For the dumpling wrapper
All purpose flour – 2 cups
Salt – 2 tsp
Water – warm, ½ cup
For the dumpling filling
Chicken thighs, boneless, skinless – finely diced, 1.5 lbs
Red onion – finely diced, ½ cup
Scallions, green parts only – finely chopped, ½ cup
Ginger – grated, 1 tbsp
Garlic – grated, 1 tbsp
Cilantro – finely chopped, 2 tbsp
Cumin – 2 tbsp
Salt – 2 tsp
Olive oil—2 tbsp
For the spicy tomato chutney
Tomatoes – 2
Red chilli peppers – 2
Garlic cloves – 2
Almonds – 6
Vinegar – 1 tsp
Sugar – ½ tsp
Salt – 1
Mixing bowl (2)
Medium sized pot
Prepare the dough
- Sift and add the all-purpose flour to a mixing bowl.
- Add salt and stir to mix.
- Make a well in the center and add the warm water in a stream and incorporate it into the flour forming a dough.
- Knead the dough and form it into a ball. If it is dry and crumbly, add a little more water but be careful not to add too much, else it might get sticky.
- Cover the bowl and set the dough aside for at least 30 minutes.
Make the filling
- While the dough rests, in a mixing bowl, add the chicken, onion, scallions, ginger, garlic, cumin and salt and mix well to combine.
- Set the bowl aside in the refrigerator.
Spicy Tomato Chutney
- Once the filling is in the refrigerator, set a pot of water to boil
- When the water comes to a boil add the tomatoes, chilies, and garlic cloves
- Blanch the tomatoes, chilies, and garlic cloves for 10 – 15 minutes
- Strain and let cool
- When cool, add the blanched tomatoes, chilies, and garlic cloves to a blender and blend on high speed.

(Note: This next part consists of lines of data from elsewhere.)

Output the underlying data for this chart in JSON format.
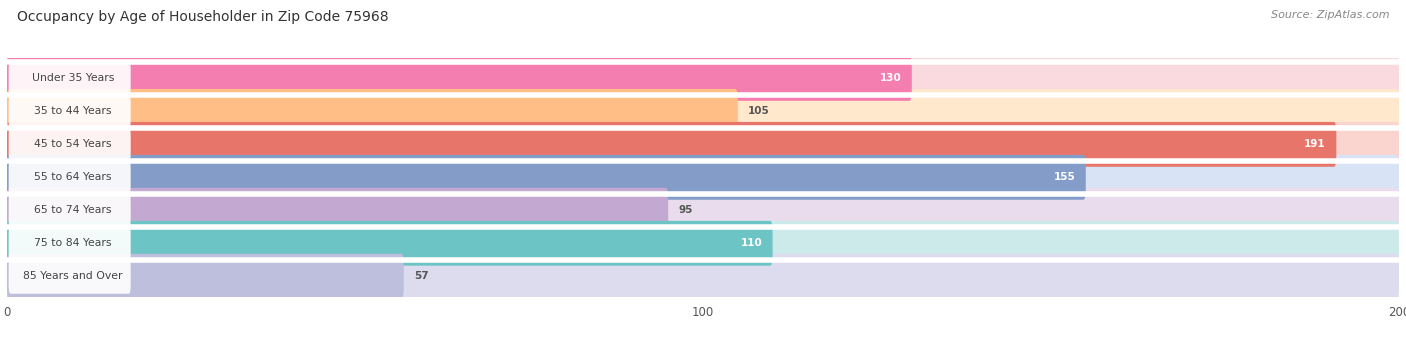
{
  "title": "Occupancy by Age of Householder in Zip Code 75968",
  "source": "Source: ZipAtlas.com",
  "categories": [
    "Under 35 Years",
    "35 to 44 Years",
    "45 to 54 Years",
    "55 to 64 Years",
    "65 to 74 Years",
    "75 to 84 Years",
    "85 Years and Over"
  ],
  "values": [
    130,
    105,
    191,
    155,
    95,
    110,
    57
  ],
  "bar_colors": [
    "#F47EB0",
    "#FFBE85",
    "#E8756A",
    "#849DC8",
    "#C3A8D1",
    "#6DC4C4",
    "#BEBEDD"
  ],
  "bar_bg_colors": [
    "#FADADF",
    "#FFE8CC",
    "#FAD4CE",
    "#D8E4F5",
    "#E8DCED",
    "#CDEAEA",
    "#DCDCEE"
  ],
  "xlim": [
    0,
    200
  ],
  "xticks": [
    0,
    100,
    200
  ],
  "bg_color": "#FFFFFF",
  "plot_bg": "#F0F0F0",
  "title_fontsize": 10,
  "source_fontsize": 8,
  "bar_height": 0.68,
  "gap_color": "#FFFFFF"
}
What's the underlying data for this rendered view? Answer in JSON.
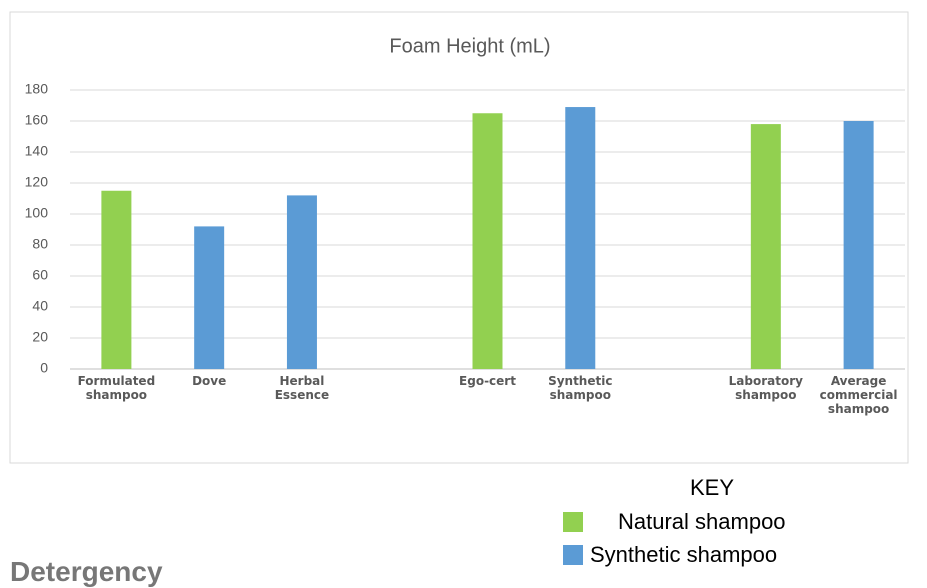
{
  "chart_data": {
    "type": "bar",
    "title": "Foam Height (mL)",
    "categories": [
      "Formulated shampoo",
      "Dove",
      "Herbal Essence",
      null,
      "Ego-cert",
      "Synthetic shampoo",
      null,
      "Laboratory shampoo",
      "Average commercial shampoo"
    ],
    "series": [
      {
        "name": "Natural shampoo",
        "color": "#92d050",
        "values": [
          115,
          null,
          null,
          null,
          165,
          null,
          null,
          158,
          null
        ]
      },
      {
        "name": "Synthetic shampoo",
        "color": "#5b9bd5",
        "values": [
          null,
          92,
          112,
          null,
          null,
          169,
          null,
          null,
          160
        ]
      }
    ],
    "ylim": [
      0,
      180
    ],
    "yticks": [
      0,
      20,
      40,
      60,
      80,
      100,
      120,
      140,
      160,
      180
    ],
    "grid": true,
    "legend_title": "KEY"
  },
  "section_heading": "Detergency"
}
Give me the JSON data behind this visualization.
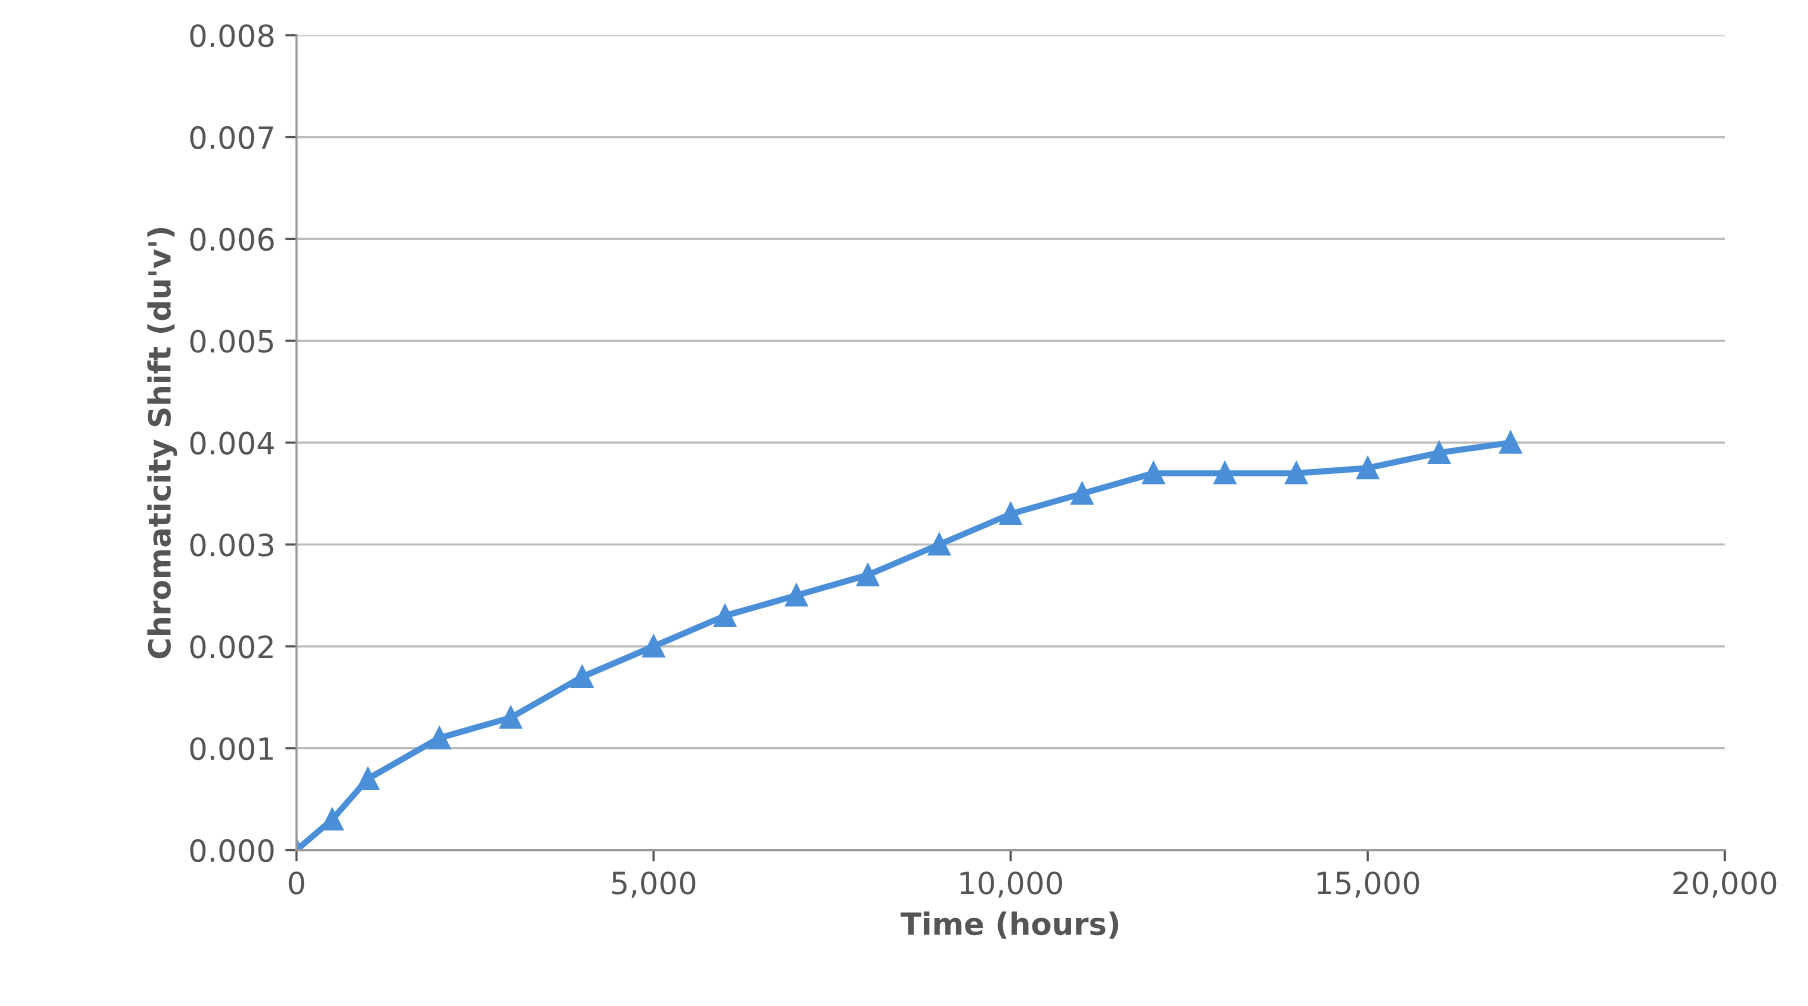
{
  "chart_data": {
    "type": "line",
    "xlabel": "Time (hours)",
    "ylabel": "Chromaticity Shift (du'v')",
    "x": [
      0,
      500,
      1000,
      2000,
      3000,
      4000,
      5000,
      6000,
      7000,
      8000,
      9000,
      10000,
      11000,
      12000,
      13000,
      14000,
      15000,
      16000,
      17000
    ],
    "series": [
      {
        "color": "#4a8fd8",
        "values": [
          0,
          0.0003,
          0.0007,
          0.0011,
          0.0013,
          0.0017,
          0.002,
          0.0023,
          0.0025,
          0.0027,
          0.003,
          0.0033,
          0.0035,
          0.0037,
          0.0037,
          0.0037,
          0.00375,
          0.0039,
          0.004
        ]
      }
    ],
    "xlim": [
      0,
      20000
    ],
    "xticks": [
      {
        "value": 0,
        "label": "0"
      },
      {
        "value": 5000,
        "label": "5,000"
      },
      {
        "value": 10000,
        "label": "10,000"
      },
      {
        "value": 15000,
        "label": "15,000"
      },
      {
        "value": 20000,
        "label": "20,000"
      }
    ],
    "ylim": [
      0,
      0.008
    ],
    "yticks": [
      {
        "value": 0,
        "label": "0.000"
      },
      {
        "value": 0.001,
        "label": "0.001"
      },
      {
        "value": 0.002,
        "label": "0.002"
      },
      {
        "value": 0.003,
        "label": "0.003"
      },
      {
        "value": 0.004,
        "label": "0.004"
      },
      {
        "value": 0.005,
        "label": "0.005"
      },
      {
        "value": 0.006,
        "label": "0.006"
      },
      {
        "value": 0.007,
        "label": "0.007"
      },
      {
        "value": 0.008,
        "label": "0.008"
      }
    ],
    "grid": "y",
    "marker": "triangle",
    "line_style": "solid"
  }
}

- Add the almonds, salt, and sugar and blend again.
- Then drizzle in the vinegar and blend till the chutney is smooth.
- Transfer chutney to a bowl.
Assemble the momos
- Lightly flour your working surface and split the dough into quarter sized balls
- Using a rolling pin, roll out each ball into little circles no bigger than your palm. Ideally the edges should be thinner
- Place about 1 tbsp of the chicken filling in the center of the circle and pleat the edges and pinch to form a purse (or just fold to form moon-shaped little pies and pinch the edge)
- Repeat with all the dough (or as many as you’d like to make).
- Lightly oil the steamer tray and place the momos a few inches apart
- Steam cook for 12—15 minutes
- Momos are ready when the dough is cooked and slightly translucent
Enjoy your Momos hot with the spicy tomato chutney!